Family Court of Western Australia

Property Orders

Types of orders

At the end of a case, the Court can make a range of different orders, including orders for:

  • payment of a lump sum, either in one amount or by instalments
  • payment of a weekly, monthly, yearly or other periodic sum
  • a transfer or settlement of property
  • the appointment or removal of trustees
  • payments directly to a party, a trustee to be appointed or to a public authority for the benefit of a party

When deciding what orders to make, the Court must follow the legislative principles for dividing property.

What can property and financial orders cover?

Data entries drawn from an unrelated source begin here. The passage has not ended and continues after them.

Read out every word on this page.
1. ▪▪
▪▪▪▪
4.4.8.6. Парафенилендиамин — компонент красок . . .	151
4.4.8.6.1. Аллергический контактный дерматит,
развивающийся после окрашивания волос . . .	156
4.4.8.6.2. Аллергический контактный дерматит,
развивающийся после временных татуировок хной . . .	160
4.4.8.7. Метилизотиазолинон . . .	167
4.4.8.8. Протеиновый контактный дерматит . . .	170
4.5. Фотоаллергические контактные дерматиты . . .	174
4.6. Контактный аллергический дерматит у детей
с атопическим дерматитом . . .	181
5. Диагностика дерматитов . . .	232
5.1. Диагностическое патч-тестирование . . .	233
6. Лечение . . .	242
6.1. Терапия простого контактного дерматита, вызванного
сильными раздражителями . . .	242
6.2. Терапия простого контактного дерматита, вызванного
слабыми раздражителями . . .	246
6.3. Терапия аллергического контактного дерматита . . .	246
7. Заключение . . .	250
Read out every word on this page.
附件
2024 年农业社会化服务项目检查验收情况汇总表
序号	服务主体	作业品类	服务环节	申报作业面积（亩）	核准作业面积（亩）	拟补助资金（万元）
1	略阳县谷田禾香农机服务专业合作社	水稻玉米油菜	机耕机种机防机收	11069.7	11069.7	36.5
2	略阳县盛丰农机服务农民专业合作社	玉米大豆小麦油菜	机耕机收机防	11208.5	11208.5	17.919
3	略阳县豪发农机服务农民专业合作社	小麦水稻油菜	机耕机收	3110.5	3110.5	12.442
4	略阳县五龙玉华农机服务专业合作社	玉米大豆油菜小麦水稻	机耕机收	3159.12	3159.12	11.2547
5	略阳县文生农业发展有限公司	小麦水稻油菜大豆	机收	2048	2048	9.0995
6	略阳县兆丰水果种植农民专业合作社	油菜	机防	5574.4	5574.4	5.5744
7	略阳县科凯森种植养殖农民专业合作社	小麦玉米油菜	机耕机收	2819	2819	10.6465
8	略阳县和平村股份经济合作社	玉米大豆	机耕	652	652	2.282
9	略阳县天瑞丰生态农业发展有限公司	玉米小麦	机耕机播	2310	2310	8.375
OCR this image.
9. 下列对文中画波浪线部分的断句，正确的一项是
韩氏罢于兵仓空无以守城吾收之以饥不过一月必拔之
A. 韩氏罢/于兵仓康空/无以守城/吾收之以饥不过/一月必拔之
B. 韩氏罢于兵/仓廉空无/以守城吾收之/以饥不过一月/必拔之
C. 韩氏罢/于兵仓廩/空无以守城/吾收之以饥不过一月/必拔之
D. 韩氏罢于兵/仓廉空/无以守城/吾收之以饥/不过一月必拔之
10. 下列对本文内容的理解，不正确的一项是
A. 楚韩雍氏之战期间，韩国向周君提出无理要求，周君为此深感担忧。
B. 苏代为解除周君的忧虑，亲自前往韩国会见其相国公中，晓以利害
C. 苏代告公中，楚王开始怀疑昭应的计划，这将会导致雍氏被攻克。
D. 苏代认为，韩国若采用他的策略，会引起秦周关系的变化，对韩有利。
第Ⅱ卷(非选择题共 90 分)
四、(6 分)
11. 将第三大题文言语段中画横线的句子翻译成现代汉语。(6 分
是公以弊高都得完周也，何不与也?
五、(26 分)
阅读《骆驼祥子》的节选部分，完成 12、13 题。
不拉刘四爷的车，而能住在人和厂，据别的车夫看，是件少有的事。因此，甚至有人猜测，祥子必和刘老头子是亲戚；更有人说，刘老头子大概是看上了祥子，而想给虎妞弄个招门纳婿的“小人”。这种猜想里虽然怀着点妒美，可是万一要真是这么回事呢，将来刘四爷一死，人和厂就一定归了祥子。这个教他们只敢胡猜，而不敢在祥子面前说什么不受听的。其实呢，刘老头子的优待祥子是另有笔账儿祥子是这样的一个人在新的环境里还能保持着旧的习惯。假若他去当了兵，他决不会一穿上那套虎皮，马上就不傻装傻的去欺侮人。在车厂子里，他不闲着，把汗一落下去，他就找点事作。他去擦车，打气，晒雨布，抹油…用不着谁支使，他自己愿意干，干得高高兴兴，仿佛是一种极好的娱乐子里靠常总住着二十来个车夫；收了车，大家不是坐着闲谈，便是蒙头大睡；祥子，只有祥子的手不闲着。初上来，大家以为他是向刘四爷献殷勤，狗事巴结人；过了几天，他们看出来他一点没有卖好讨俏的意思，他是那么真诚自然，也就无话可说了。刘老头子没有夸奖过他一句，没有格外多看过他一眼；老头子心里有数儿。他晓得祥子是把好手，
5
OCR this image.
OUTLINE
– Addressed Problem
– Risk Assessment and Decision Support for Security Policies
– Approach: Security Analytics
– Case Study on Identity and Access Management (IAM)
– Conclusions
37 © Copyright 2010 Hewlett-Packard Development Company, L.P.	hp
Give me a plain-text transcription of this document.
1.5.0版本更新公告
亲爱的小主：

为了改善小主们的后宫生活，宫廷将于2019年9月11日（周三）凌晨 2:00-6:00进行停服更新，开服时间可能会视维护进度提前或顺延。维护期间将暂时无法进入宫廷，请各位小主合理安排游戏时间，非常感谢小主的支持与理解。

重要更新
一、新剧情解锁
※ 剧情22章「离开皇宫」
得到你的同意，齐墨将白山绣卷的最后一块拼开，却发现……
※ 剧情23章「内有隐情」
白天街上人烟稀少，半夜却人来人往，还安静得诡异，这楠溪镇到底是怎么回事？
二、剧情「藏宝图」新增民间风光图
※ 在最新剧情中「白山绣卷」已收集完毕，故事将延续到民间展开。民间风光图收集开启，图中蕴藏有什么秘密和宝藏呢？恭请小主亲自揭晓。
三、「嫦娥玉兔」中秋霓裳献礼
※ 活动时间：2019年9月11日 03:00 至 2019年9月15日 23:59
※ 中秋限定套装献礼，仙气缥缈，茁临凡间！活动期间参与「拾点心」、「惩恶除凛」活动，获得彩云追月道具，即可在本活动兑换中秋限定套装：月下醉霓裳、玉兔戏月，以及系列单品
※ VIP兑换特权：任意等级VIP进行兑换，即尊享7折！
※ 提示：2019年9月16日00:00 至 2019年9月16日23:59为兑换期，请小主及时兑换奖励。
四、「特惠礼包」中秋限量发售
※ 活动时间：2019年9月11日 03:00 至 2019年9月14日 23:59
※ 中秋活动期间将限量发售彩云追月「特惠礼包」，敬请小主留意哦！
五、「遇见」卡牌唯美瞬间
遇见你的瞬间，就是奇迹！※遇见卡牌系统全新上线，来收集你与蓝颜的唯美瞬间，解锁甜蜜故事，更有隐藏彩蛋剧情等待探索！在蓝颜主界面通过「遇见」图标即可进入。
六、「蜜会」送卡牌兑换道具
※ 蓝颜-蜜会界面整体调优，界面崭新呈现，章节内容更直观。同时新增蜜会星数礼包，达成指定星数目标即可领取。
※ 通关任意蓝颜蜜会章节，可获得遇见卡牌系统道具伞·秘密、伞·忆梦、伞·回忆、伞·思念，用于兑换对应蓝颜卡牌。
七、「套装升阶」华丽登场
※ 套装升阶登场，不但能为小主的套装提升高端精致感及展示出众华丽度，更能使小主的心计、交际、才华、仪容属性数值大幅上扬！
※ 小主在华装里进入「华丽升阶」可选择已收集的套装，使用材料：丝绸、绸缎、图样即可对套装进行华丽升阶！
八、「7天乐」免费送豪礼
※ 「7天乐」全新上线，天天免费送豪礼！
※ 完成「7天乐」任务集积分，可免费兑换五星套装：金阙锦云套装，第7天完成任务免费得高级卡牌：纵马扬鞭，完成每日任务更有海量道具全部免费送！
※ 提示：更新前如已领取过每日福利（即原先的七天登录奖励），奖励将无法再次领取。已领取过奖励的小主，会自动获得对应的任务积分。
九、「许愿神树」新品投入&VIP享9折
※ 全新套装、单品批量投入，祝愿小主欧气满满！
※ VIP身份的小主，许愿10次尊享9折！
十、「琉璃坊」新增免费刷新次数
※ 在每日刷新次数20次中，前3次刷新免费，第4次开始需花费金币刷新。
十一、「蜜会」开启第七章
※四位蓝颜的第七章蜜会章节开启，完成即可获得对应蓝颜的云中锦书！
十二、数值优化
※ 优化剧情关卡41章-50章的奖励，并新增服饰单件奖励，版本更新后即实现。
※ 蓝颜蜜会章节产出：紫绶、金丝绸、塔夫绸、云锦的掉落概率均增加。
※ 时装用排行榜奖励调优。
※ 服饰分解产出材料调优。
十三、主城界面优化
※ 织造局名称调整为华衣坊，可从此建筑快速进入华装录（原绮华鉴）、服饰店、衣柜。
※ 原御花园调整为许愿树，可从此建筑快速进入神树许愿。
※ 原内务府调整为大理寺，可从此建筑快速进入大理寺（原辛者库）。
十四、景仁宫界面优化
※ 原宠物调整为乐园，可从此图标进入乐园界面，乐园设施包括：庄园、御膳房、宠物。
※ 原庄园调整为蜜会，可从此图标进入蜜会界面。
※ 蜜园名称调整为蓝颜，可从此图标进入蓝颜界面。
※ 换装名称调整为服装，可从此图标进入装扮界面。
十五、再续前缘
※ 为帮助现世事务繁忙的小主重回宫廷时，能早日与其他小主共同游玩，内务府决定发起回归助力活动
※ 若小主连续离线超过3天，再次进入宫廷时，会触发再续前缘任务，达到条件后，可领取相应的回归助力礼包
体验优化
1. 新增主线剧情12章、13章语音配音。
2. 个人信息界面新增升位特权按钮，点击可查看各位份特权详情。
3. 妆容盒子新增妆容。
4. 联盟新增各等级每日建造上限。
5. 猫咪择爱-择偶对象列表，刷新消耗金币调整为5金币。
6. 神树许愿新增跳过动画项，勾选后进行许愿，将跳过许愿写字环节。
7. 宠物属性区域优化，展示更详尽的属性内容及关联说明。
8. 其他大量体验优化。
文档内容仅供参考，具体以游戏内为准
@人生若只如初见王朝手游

Property and financial orders can divide assets (things you own) and liabilities (things you owe money on) includes:

  • real estate, including the family home
  • money
  • investments
  • insurance policies
  • inheritances
  • shares
  • superannuation
  • any other assets, such as cars, furniture or jewellery
  • debts, such as mortgages, loans, credit cards and personal debts.

All items may be considered in the property settlement. It does not matter:

  • whose name is on the documents - they could be owned jointly with another person, or by a family trust or family company.
  • who bought an item
  • who made the debt.

The family home

You do not lose your right to a share of the house or other property if you leave the house.

If one person gets the house by agreement or court order, the other will still have a right to a fair share of the assets. This may mean that the person who stays in the house buys the other’s share of the house or re-finances the mortgage into their sole name.